Así pues, en la conceptualización del territorio informada por la geografía humanística, el espacio es, ante todo, uno de los nodos de la relación de habitación; una relación que se caracteriza por la profunda interconexión e interacción entre sus partes. Estas interacciones son plurales, asimétricas, variables y ocurren en diferentes planos (emocional, físico, estético, metafísico, epistémico etc.). El territorio, en consecuencia, se define por el alcance y forma concreta de estas interacciones en cada caso particular y no con base en criterios abstractos-apriorísticos, pues su concepto no solo está condicionado por la interdependencia de sus componentes, sino que efectivamente es esa interdependencia, lo cual convierte el territorio en “nodo de significaciones vivas y no la conjunción de un número de términos covariantes”, para utilizar una idea de Merleau-Ponty (1945, p. 177; traducción del autor). Teniendo en cuenta lo anterior, según Debarbieux, el territorio es: “La articulación de recursos materiales y simbólicos capaz de estructurar las condiciones prácticas de la existencia de un individuo o grupo social y de informar a su vez a este individuo o grupo sobre su propia identidad” (Debarbieux, 2003, p. 910; traducción del autor).
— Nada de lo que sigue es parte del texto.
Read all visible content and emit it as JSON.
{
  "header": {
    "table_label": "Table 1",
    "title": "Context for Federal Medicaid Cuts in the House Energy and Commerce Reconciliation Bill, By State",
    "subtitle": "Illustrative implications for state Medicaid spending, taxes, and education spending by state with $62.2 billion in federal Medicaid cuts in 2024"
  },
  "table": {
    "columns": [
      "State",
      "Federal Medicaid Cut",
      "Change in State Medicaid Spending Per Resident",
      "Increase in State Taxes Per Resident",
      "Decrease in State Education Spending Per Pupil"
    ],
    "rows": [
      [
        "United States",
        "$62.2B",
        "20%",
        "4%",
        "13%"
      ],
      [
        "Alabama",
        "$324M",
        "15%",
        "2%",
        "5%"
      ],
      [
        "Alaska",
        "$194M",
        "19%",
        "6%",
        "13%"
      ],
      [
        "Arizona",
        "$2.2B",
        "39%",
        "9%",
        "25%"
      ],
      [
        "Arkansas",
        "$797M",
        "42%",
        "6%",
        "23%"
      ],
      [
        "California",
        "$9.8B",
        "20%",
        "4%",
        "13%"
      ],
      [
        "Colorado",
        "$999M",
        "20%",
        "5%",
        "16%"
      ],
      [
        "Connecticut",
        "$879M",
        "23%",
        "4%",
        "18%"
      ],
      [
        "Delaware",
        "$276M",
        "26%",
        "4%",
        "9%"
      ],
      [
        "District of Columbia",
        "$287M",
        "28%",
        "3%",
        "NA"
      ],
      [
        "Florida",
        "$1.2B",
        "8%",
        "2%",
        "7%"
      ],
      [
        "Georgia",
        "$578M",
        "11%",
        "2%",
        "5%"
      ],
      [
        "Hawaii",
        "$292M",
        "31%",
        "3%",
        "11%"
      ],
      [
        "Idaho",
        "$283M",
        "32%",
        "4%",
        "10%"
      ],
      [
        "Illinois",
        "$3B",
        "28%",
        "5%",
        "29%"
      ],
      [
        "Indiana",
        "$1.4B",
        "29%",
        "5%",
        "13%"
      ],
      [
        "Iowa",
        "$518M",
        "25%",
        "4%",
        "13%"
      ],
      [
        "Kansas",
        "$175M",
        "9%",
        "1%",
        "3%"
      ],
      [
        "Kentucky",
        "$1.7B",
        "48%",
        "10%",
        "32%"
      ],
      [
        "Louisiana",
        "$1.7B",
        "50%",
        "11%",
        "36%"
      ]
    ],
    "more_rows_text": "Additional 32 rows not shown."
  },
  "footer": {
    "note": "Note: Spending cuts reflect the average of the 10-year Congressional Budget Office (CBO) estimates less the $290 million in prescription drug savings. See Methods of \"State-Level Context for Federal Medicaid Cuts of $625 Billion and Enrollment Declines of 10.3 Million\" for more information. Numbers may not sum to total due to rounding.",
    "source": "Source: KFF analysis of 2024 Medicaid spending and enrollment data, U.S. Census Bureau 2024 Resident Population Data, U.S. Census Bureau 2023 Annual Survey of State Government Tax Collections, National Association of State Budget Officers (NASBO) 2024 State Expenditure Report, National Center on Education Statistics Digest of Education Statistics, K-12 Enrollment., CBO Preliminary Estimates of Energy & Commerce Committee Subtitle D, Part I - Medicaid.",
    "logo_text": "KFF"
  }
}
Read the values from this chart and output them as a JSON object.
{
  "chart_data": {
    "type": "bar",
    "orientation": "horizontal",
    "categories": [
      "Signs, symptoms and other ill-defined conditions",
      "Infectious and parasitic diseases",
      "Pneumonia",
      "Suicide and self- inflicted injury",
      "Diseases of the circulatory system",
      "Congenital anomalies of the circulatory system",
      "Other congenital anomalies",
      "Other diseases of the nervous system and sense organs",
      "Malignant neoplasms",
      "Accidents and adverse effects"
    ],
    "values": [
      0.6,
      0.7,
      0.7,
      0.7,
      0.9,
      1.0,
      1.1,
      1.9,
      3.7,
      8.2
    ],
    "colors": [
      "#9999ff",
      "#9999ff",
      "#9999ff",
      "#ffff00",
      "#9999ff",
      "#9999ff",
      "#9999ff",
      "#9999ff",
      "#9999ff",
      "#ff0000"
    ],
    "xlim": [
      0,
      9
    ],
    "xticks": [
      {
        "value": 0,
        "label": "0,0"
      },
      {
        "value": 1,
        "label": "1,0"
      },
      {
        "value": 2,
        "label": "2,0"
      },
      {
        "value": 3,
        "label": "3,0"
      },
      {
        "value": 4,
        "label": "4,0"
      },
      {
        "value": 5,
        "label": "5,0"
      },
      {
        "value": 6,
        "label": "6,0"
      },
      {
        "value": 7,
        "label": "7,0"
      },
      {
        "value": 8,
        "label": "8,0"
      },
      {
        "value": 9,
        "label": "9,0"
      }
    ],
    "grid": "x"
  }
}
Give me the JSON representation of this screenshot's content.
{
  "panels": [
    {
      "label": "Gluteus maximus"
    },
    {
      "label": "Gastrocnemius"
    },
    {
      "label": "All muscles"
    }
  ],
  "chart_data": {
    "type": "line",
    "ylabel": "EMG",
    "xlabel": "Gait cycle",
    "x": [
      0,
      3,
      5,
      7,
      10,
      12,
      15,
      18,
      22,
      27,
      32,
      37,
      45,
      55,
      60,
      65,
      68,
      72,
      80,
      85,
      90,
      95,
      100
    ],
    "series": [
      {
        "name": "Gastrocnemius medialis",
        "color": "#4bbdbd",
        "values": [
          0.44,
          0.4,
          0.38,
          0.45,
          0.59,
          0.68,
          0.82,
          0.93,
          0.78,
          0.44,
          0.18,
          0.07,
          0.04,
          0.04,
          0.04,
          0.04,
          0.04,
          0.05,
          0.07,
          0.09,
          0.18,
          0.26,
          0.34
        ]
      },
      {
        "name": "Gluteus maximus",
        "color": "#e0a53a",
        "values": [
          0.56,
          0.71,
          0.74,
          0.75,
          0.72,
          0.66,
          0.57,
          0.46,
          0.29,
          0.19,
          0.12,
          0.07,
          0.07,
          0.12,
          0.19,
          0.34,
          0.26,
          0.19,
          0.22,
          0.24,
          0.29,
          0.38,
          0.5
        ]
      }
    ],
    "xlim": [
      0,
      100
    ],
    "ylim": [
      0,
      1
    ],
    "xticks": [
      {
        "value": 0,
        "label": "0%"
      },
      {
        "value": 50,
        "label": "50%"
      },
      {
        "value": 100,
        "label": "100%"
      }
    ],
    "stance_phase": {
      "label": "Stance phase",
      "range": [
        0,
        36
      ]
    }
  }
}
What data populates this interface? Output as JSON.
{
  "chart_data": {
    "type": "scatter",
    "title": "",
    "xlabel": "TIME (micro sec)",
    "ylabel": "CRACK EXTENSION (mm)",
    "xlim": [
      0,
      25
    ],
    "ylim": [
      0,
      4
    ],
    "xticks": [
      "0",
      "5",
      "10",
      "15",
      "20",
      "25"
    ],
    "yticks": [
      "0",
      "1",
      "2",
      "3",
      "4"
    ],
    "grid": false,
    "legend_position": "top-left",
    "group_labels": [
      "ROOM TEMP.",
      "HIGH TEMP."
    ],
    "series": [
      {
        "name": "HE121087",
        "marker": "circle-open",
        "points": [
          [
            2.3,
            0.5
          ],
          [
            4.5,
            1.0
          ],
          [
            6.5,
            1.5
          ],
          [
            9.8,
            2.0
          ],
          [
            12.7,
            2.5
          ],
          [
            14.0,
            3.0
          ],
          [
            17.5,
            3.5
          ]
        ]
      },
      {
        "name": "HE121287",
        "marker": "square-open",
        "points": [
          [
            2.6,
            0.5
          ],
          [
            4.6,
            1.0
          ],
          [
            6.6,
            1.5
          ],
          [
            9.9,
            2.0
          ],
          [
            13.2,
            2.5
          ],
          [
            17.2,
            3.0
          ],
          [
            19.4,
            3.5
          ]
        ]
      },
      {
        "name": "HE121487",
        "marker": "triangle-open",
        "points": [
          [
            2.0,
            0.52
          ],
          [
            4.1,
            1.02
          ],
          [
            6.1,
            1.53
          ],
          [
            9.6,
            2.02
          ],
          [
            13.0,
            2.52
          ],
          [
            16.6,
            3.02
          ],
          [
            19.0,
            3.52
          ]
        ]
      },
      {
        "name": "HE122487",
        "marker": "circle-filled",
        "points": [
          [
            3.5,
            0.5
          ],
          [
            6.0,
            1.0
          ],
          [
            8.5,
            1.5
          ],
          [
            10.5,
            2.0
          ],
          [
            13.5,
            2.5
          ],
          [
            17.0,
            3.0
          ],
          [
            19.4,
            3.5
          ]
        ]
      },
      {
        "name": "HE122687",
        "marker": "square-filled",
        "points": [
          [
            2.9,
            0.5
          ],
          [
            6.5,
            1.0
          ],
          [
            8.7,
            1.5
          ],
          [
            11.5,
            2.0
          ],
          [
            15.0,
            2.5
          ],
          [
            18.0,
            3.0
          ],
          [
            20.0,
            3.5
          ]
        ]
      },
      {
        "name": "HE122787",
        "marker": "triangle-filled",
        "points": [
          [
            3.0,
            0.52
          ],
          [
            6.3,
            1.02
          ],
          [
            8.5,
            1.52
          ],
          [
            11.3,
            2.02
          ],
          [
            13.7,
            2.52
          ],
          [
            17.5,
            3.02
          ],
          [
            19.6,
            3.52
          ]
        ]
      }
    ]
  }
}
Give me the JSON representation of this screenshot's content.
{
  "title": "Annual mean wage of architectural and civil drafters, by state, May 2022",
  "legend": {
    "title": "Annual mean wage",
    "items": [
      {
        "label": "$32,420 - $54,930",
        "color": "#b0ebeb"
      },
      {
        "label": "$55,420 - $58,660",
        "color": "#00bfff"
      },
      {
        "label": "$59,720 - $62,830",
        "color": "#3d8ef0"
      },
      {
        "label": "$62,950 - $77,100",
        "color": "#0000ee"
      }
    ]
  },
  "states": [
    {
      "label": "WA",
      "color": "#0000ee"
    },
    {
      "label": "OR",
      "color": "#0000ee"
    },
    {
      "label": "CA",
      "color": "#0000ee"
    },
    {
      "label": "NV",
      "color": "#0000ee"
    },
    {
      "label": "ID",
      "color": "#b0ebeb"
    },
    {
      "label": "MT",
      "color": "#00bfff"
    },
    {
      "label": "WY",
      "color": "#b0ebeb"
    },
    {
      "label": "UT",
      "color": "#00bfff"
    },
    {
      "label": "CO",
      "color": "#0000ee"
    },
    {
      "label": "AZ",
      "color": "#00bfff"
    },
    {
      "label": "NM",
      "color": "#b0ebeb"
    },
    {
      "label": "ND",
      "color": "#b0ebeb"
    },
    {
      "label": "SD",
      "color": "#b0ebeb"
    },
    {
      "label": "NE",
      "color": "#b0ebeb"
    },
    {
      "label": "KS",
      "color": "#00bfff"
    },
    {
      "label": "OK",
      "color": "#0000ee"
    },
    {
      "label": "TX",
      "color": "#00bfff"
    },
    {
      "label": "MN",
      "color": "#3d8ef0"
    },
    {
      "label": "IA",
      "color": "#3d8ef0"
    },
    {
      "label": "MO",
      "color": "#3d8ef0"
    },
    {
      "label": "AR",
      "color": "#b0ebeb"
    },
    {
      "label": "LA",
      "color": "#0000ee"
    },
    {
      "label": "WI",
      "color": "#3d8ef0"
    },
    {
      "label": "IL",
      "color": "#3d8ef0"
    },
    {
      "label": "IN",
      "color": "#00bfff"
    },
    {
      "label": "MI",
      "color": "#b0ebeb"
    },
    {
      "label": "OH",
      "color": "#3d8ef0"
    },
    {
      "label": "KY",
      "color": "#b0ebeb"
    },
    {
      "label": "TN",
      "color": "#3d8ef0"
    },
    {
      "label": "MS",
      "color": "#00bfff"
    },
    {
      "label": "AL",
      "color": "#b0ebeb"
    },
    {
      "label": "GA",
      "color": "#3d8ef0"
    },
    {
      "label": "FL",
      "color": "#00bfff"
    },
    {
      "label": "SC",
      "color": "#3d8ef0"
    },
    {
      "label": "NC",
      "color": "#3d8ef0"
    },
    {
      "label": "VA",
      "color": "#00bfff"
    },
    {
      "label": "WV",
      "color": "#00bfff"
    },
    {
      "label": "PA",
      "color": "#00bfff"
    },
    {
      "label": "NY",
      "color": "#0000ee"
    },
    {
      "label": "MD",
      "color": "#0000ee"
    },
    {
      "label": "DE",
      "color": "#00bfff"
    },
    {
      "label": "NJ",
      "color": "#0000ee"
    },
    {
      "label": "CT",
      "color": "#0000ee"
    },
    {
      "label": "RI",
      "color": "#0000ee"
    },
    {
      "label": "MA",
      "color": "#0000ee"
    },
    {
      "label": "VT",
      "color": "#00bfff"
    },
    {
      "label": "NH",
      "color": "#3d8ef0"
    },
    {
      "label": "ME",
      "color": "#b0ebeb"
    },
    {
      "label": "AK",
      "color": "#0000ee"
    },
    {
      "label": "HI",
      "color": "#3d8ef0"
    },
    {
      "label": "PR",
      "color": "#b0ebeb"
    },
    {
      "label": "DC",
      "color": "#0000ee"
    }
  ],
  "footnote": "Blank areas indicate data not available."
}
El territorio, así entendido, juega un papel clave en la experiencia de la realidad y en la construcción de los sistemas de conocimiento. En el plano epistémico, el reconocimiento de la compleja dinámica de interacción entre los seres vivos y el espacio ha suscitado nuevas críticas a la separación cartesiana (disyuntiva) entre sujeto cognoscente y mundo/objeto conocido, que fundamenta diversos modelos epistemológicos (dentro de los cuales se cuenta el sistema epistemológico occidentalocéntrico), y algunas teorías de la cognición basadas en el canon más tradicional de la filosofía occidental.7 En esa clase de modelos, la praxis se entiende como una instancia diferenciada y devaluada frente al pensamiento teórico abstracto (a menudo elevado a la categoría de sinónimo de lo racional). En otras palabras, en esta tradición el conocimiento es una cuestión principalmente teórica, universal y desencaranada de las condiciones concretas de la experiencia.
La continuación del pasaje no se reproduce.